Intel has released its Thunderbolt connection technology, formerly codenamed Light Peak, which is capable of 10Gbit/s bidirectional data transfer.
Thunderbolt is twice as fast as USB 3.0 and around 12 times faster than FireWire 800. The system is currently available on Apple's new MacBook Pro laptops and standalone drives from LaCie and Promise.
"We see Thunderbolt addressing usage models that no other I/O on the planet can," Jason Ziller, director of Thunderbolt planning and marketing, told V3.co.uk.
Apple was the launch partner for the technology, but Intel is keen to see Thunderbolt being used by other vendors, primarily at the premium and workstation end of the market. The first systems should begin shipping early next year.
"Having Apple as the first partner has implications for the volume," Shane Rau, research director at analyst firm IDC, told V3.co.uk.
"It implies that Intel is using Apple as a test case, and says certain things about the cost structure. Intel is coming out with a high-profile partner with low market share at the premium end of the market."
Rau explained that the technology will filter down into the PC sphere as economies of scale kick in. However, while the system could replace HDMI, FireWire and other ports, there has been considerable inertia among system designers.
The Thunderbolt cable comprises five pairs of copper wire, two pairs handling uploads, two pairs handling downloads and a fifth pair for side channel traffic.
The Thunderbolt controller uses PCI Express on the motherboard to drive data, and DisplayPort data can also be added in the same way.
The system can also allow data synchronisation across daisy-chained compatible devices, and carries up to 10W of power to run standalone peripherals.
Pricing is unavailable, but Ziller said that the cost will be compatible with other high-end media connectors.
Thunderbolt was first announced at IDF 2009, and was initially seen as an optical system. But this had proved too expensive to attract OEMs, Ziller said. An optical Thunderbolt connection will be available later in the year this year.
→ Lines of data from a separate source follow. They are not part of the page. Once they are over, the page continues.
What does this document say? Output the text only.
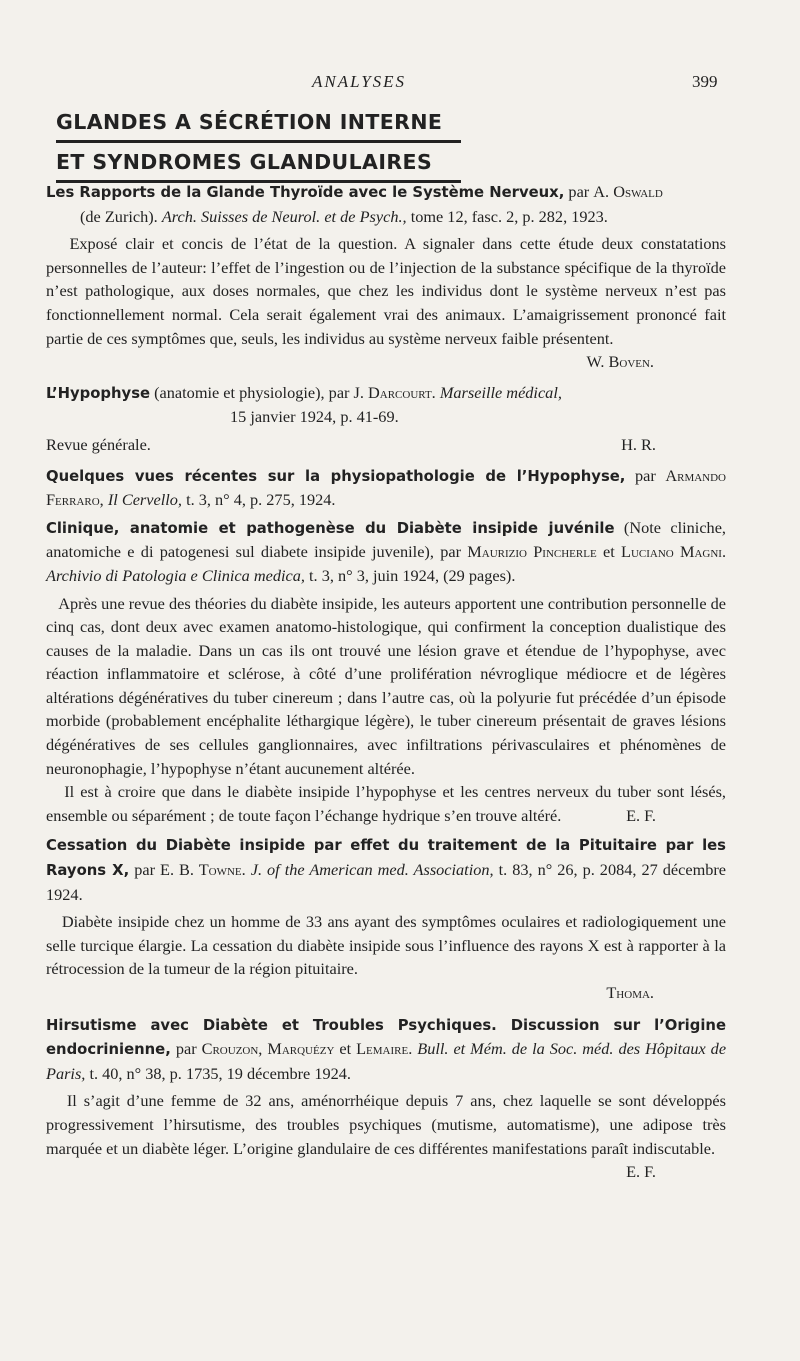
ANALYSES	399
GLANDES A SÉCRÉTION INTERNE
ET SYNDROMES GLANDULAIRES

Les Rapports de la Glande Thyroïde avec le Système Nerveux, par A. Oswald
(de Zurich). Arch. Suisses de Neurol. et de Psych., tome 12, fasc. 2, p. 282, 1923.

Exposé clair et concis de l’état de la question. A signaler dans cette étude deux constatations personnelles de l’auteur: l’effet de l’ingestion ou de l’injection de la substance spécifique de la thyroïde n’est pathologique, aux doses normales, que chez les individus dont le système nerveux n’est pas fonctionnellement normal. Cela serait également vrai des animaux. L’amaigrissement prononcé fait partie de ces symptômes que, seuls, les individus au système nerveux faible présentent.

W. Boven.

L’Hypophyse (anatomie et physiologie), par J. Darcourt. Marseille médical,
15 janvier 1924, p. 41-69.

Revue générale.	H. R.

Quelques vues récentes sur la physiopathologie de l’Hypophyse, par Armando Ferraro, Il Cervello, t. 3, n° 4, p. 275, 1924.

Clinique, anatomie et pathogenèse du Diabète insipide juvénile (Note cliniche, anatomiche e di patogenesi sul diabete insipide juvenile), par Maurizio Pincherle et Luciano Magni. Archivio di Patologia e Clinica medica, t. 3, n° 3, juin 1924, (29 pages).

Après une revue des théories du diabète insipide, les auteurs apportent une contribution personnelle de cinq cas, dont deux avec examen anatomo-histologique, qui confirment la conception dualistique des causes de la maladie. Dans un cas ils ont trouvé une lésion grave et étendue de l’hypophyse, avec réaction inflammatoire et sclérose, à côté d’une prolifération névroglique médiocre et de légères altérations dégénératives du tuber cinereum ; dans l’autre cas, où la polyurie fut précédée d’un épisode morbide (probablement encéphalite léthargique légère), le tuber cinereum présentait de graves lésions dégénératives de ses cellules ganglionnaires, avec infiltrations périvasculaires et phénomènes de neuronophagie, l’hypophyse n’étant aucunement altérée.

Il est à croire que dans le diabète insipide l’hypophyse et les centres nerveux du tuber sont lésés, ensemble ou séparément ; de toute façon l’échange hydrique s’en trouve altéré.	E. F.

Cessation du Diabète insipide par effet du traitement de la Pituitaire par les Rayons X, par E. B. Towne. J. of the American med. Association, t. 83, n° 26, p. 2084, 27 décembre 1924.

Diabète insipide chez un homme de 33 ans ayant des symptômes oculaires et radiologiquement une selle turcique élargie. La cessation du diabète insipide sous l’influence des rayons X est à rapporter à la rétrocession de la tumeur de la région pituitaire.

Thoma.

Hirsutisme avec Diabète et Troubles Psychiques. Discussion sur l’Origine endocrinienne, par Crouzon, Marquézy et Lemaire. Bull. et Mém. de la Soc. méd. des Hôpitaux de Paris, t. 40, n° 38, p. 1735, 19 décembre 1924.

Il s’agit d’une femme de 32 ans, aménorrhéique depuis 7 ans, chez laquelle se sont développés progressivement l’hirsutisme, des troubles psychiques (mutisme, automatisme), une adipose très marquée et un diabète léger. L’origine glandulaire de ces différentes manifestations paraît indiscutable.
E. F.
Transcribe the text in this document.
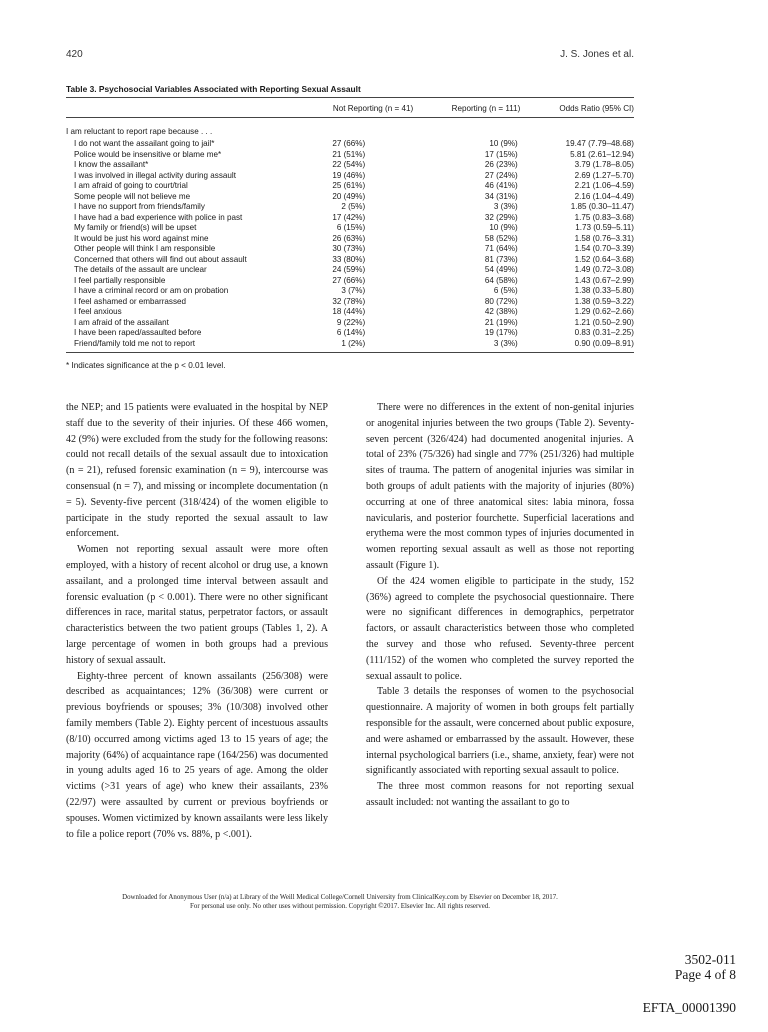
420	J. S. Jones et al.
Table 3. Psychosocial Variables Associated with Reporting Sexual Assault
Not Reporting (n = 41)	Reporting (n = 111)	Odds Ratio (95% CI)
I am reluctant to report rape because . . .
I do not want the assailant going to jail*	27 (66%)	10 (9%)	19.47 (7.79–48.68)
Police would be insensitive or blame me*	21 (51%)	17 (15%)	5.81 (2.61–12.94)
I know the assailant*	22 (54%)	26 (23%)	3.79 (1.78–8.05)
I was involved in illegal activity during assault	19 (46%)	27 (24%)	2.69 (1.27–5.70)
I am afraid of going to court/trial	25 (61%)	46 (41%)	2.21 (1.06–4.59)
Some people will not believe me	20 (49%)	34 (31%)	2.16 (1.04–4.49)
I have no support from friends/family	2 (5%)	3 (3%)	1.85 (0.30–11.47)
I have had a bad experience with police in past	17 (42%)	32 (29%)	1.75 (0.83–3.68)
My family or friend(s) will be upset	6 (15%)	10 (9%)	1.73 (0.59–5.11)
It would be just his word against mine	26 (63%)	58 (52%)	1.58 (0.76–3.31)
Other people will think I am responsible	30 (73%)	71 (64%)	1.54 (0.70–3.39)
Concerned that others will find out about assault	33 (80%)	81 (73%)	1.52 (0.64–3.68)
The details of the assault are unclear	24 (59%)	54 (49%)	1.49 (0.72–3.08)
I feel partially responsible	27 (66%)	64 (58%)	1.43 (0.67–2.99)
I have a criminal record or am on probation	3 (7%)	6 (5%)	1.38 (0.33–5.80)
I feel ashamed or embarrassed	32 (78%)	80 (72%)	1.38 (0.59–3.22)
I feel anxious	18 (44%)	42 (38%)	1.29 (0.62–2.66)
I am afraid of the assailant	9 (22%)	21 (19%)	1.21 (0.50–2.90)
I have been raped/assaulted before	6 (14%)	19 (17%)	0.83 (0.31–2.25)
Friend/family told me not to report	1 (2%)	3 (3%)	0.90 (0.09–8.91)
* Indicates significance at the p < 0.01 level.

the NEP; and 15 patients were evaluated in the hospital by NEP staff due to the severity of their injuries. Of these 466 women, 42 (9%) were excluded from the study for the following reasons: could not recall details of the sexual assault due to intoxication (n = 21), refused forensic examination (n = 9), intercourse was consensual (n = 7), and missing or incomplete documentation (n = 5). Seventy-five percent (318/424) of the women eligible to participate in the study reported the sexual assault to law enforcement.

Women not reporting sexual assault were more often employed, with a history of recent alcohol or drug use, a known assailant, and a prolonged time interval between assault and forensic evaluation (p < 0.001). There were no other significant differences in race, marital status, perpetrator factors, or assault characteristics between the two patient groups (Tables 1, 2). A large percentage of women in both groups had a previous history of sexual assault.

Eighty-three percent of known assailants (256/308) were described as acquaintances; 12% (36/308) were current or previous boyfriends or spouses; 3% (10/308) involved other family members (Table 2). Eighty percent of incestuous assaults (8/10) occurred among victims aged 13 to 15 years of age; the majority (64%) of acquaintance rape (164/256) was documented in young adults aged 16 to 25 years of age. Among the older victims (>31 years of age) who knew their assailants, 23% (22/97) were assaulted by current or previous boyfriends or spouses. Women victimized by known assailants were less likely to file a police report (70% vs. 88%, p <.001).

There were no differences in the extent of non-genital injuries or anogenital injuries between the two groups (Table 2). Seventy-seven percent (326/424) had documented anogenital injuries. A total of 23% (75/326) had single and 77% (251/326) had multiple sites of trauma. The pattern of anogenital injuries was similar in both groups of adult patients with the majority of injuries (80%) occurring at one of three anatomical sites: labia minora, fossa navicularis, and posterior fourchette. Superficial lacerations and erythema were the most common types of injuries documented in women reporting sexual assault as well as those not reporting assault (Figure 1).

Of the 424 women eligible to participate in the study, 152 (36%) agreed to complete the psychosocial questionnaire. There were no significant differences in demographics, perpetrator factors, or assault characteristics between those who completed the survey and those who refused. Seventy-three percent (111/152) of the women who completed the survey reported the sexual assault to police.

Table 3 details the responses of women to the psychosocial questionnaire. A majority of women in both groups felt partially responsible for the assault, were concerned about public exposure, and were ashamed or embarrassed by the assault. However, these internal psychological barriers (i.e., shame, anxiety, fear) were not significantly associated with reporting sexual assault to police.

The three most common reasons for not reporting sexual assault included: not wanting the assailant to go to

Downloaded for Anonymous User (n/a) at Library of the Weill Medical College/Cornell University from ClinicalKey.com by Elsevier on December 18, 2017.
For personal use only. No other uses without permission. Copyright ©2017. Elsevier Inc. All rights reserved.
3502-011
Page 4 of 8
EFTA_00001390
"We will definitely continue to do electrical [connections]," said Aviel Yogev, director of Thunderbolt engineering at Intel.
"We are working on reducing the cost of the optical technology. At the end of the day we have to move to optical. Electrical is a dead end."
Ziller said that the technology could reduce the plethora of cables currently in use, but that Thunderbolt is not a competitor to USB 3.0 and that the two standards are entirely complementary.